Hexagonal Boron Nitride (hBN) has emerged as a very versatile wide band-gap semiconductor material which has attracted considerable attention in recent years primarily as an optoelectronic material suitable for developing UV LED (1-3). In addition to this, owing to its unique 2D layered crystal structure with atomically smooth surface and wide band-gap, hBN, has also proven to be one of the most suitable substrate and dielectric layer for graphene and other 2D materials based electronic and optoelectronic devices, including epitaxial growth of graphene (4-6). In a different but related application, hBN has also been utilized as a release layer for conventional III-Nitride LED hetero-structures grown on sapphire substrates. Herein, individual layers of hBN, held together by weak van der Waal forces (as opposed to strong covalent bonds) form a shear plane and facilitate convenient detachment device structures from substrates post epitaxy (7, 8). This furthermore opens new avenues such as, easy transfer onto flexible substrates and adequate mitigation of deleterious effects, most common of which is cracking of epilayers due to tensile and compressive stress (9). In a recent and emerging application, formation of NV (Nitrogen-Vacancy) centres in hBN crystals has been demonstrated which are found to be robust and active at room temperature (10, 11). Just like its diamond counterpart, application of NV centres (in hBN) as single photon sources has been envisioned in field of quantum computing and bio-imaging and bio-labelling.

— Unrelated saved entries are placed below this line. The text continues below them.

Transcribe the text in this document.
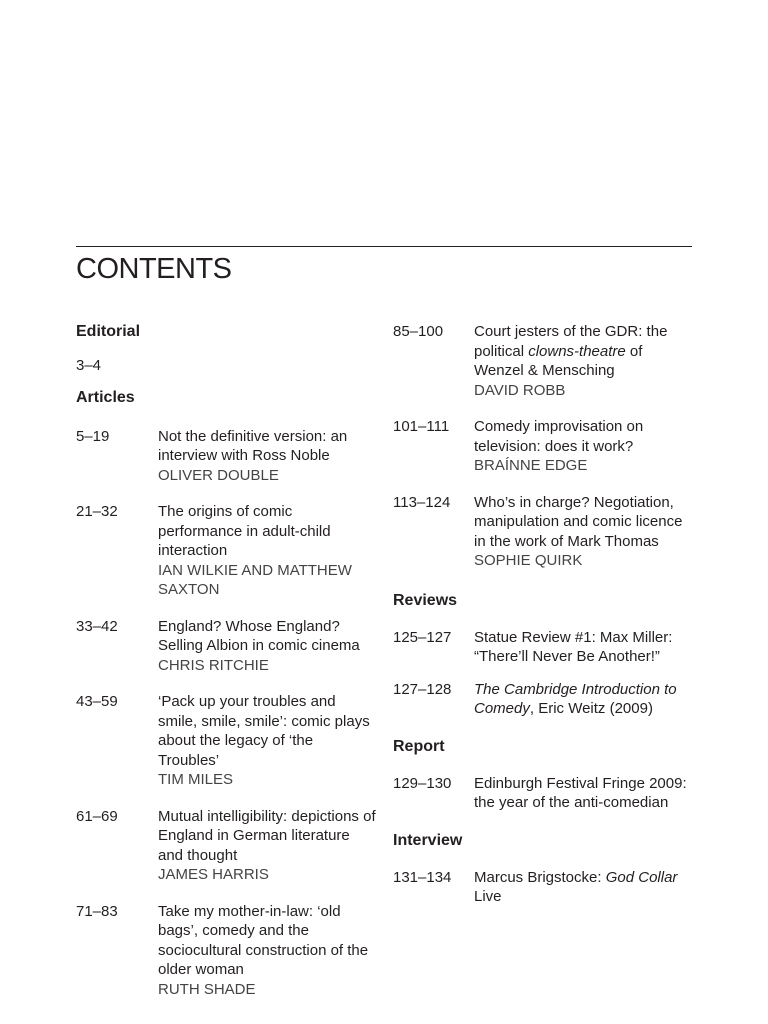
CONTENTS
Editorial
3–4
Articles
5–19	Not the definitive version: an interview with Ross Noble
OLIVER DOUBLE
21–32	The origins of comic performance in adult-child interaction
IAN WILKIE AND MATTHEW SAXTON
33–42	England? Whose England? Selling Albion in comic cinema
CHRIS RITCHIE
43–59	‘Pack up your troubles and smile, smile, smile’: comic plays about the legacy of ‘the Troubles’
TIM MILES
61–69	Mutual intelligibility: depictions of England in German literature and thought
JAMES HARRIS
71–83	Take my mother-in-law: ‘old bags’, comedy and the sociocultural construction of the older woman
RUTH SHADE
85–100	Court jesters of the GDR: the political clowns-theatre of Wenzel & Mensching
DAVID ROBB
101–111	Comedy improvisation on television: does it work?
BRAÍNNE EDGE
113–124	Who’s in charge? Negotiation, manipulation and comic licence in the work of Mark Thomas
SOPHIE QUIRK
Reviews
125–127	Statue Review #1: Max Miller: “There’ll Never Be Another!”
127–128	The Cambridge Introduction to Comedy, Eric Weitz (2009)
Report
129–130	Edinburgh Festival Fringe 2009: the year of the anti-comedian
Interview
131–134	Marcus Brigstocke: God Collar Live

In order to realize many of the applications described above, we are exploring the growth of hBN using metal organic chemical vapour deposition (MOCVD) techniques on sapphire and silicon substrates. One of the primary goals of my research study is to develop and optimize the MOCVD process for growing high quality hBN epilayers with low defect density. The grown material is characterized using a wide range of techniques allowing a comprehensive study of effect of individual growth parameters on material quality. In this seminar, I will provide a brief overview of various applications of hBN and present some of our recent results on the growth and characterization study of hBN.

References

1. Watanabe K, Taniguchi T, Kanda H. Direct-bandgap properties and evidence for ultraviolet lasing of hexagonal boron nitride single crystal. Nature Materials. 2004;3(6):404-9.
2. Watanabe K, Taniguchi T, Niiyama T, Miya K, Taniguchi M. Far-ultraviolet plane-emission handheld device based on hexagonal boron nitride. Nat Photonics. 2009;3(10):591-4.
3. Majety S, Li J, Cao XK, Dahal R, Pantha BN, Lin JY, et al. Epitaxial growth and demonstration of hexagonal BN/AlGaN p-n junctions for deep ultraviolet photonics. Appl Phys Lett. 2012;100(6):061121.
4. Dean CR, Young AF, Meric I, Lee C, Wang L, Sorgenfrei S, et al. Boron nitride substrates for high-quality graphene electronics. Nat Nanotechnol. 2010;5(10):722-
5. Dean C, Young AF, Wang L, Meric I, Lee GH, Watanabe K, et al. Graphene based heterostructures. Solid State Commun. 2012;152(15):1275-82.
6. Geim AK, Grigorieva IV. Van der Waals heterostructures. Nature. 2013;499(7459):419-25.
7. Kobayashi Y, Kumakura K, Akasaka T, Makimoto T. Layered boron nitride as a release layer for mechanical transfer of GaN-based devices. Nature. 2012;484(7393):223-7.
8. Ayari T, Sundaram S, Li X, Gmili YE, Voss PL, Salvestrini JP, et al. Wafer-scale controlled exfoliation of metal organic vapor phase epitaxy grown InGaN/GaN multi quantum well structures using low-tack two-dimensional layered h-BN. Appl Phys Lett. 2016;108(17):171106.
9. Zhu D, Wallis DJ, Humphreys CJ. Prospects of III-nitride optoelectronics grown on Si. Rep Prog Phys. 2013;76(10).
10. Tran TT, Elbadawi C, Totonjian D, Lobo CJ, Grosso G, Moon H, et al. Robust Multicolor Single Photon Emission from Point Defects in Hexagonal Boron Nitride. Acs Nano. 2016;10(8):7331-8.
11. Tran TT, Bray K, Ford MJ, Toth M, Aharonovich I. Quantum emission from hexagonal boron nitride monolayers. Nat Nano. 2016;11(1):37-41.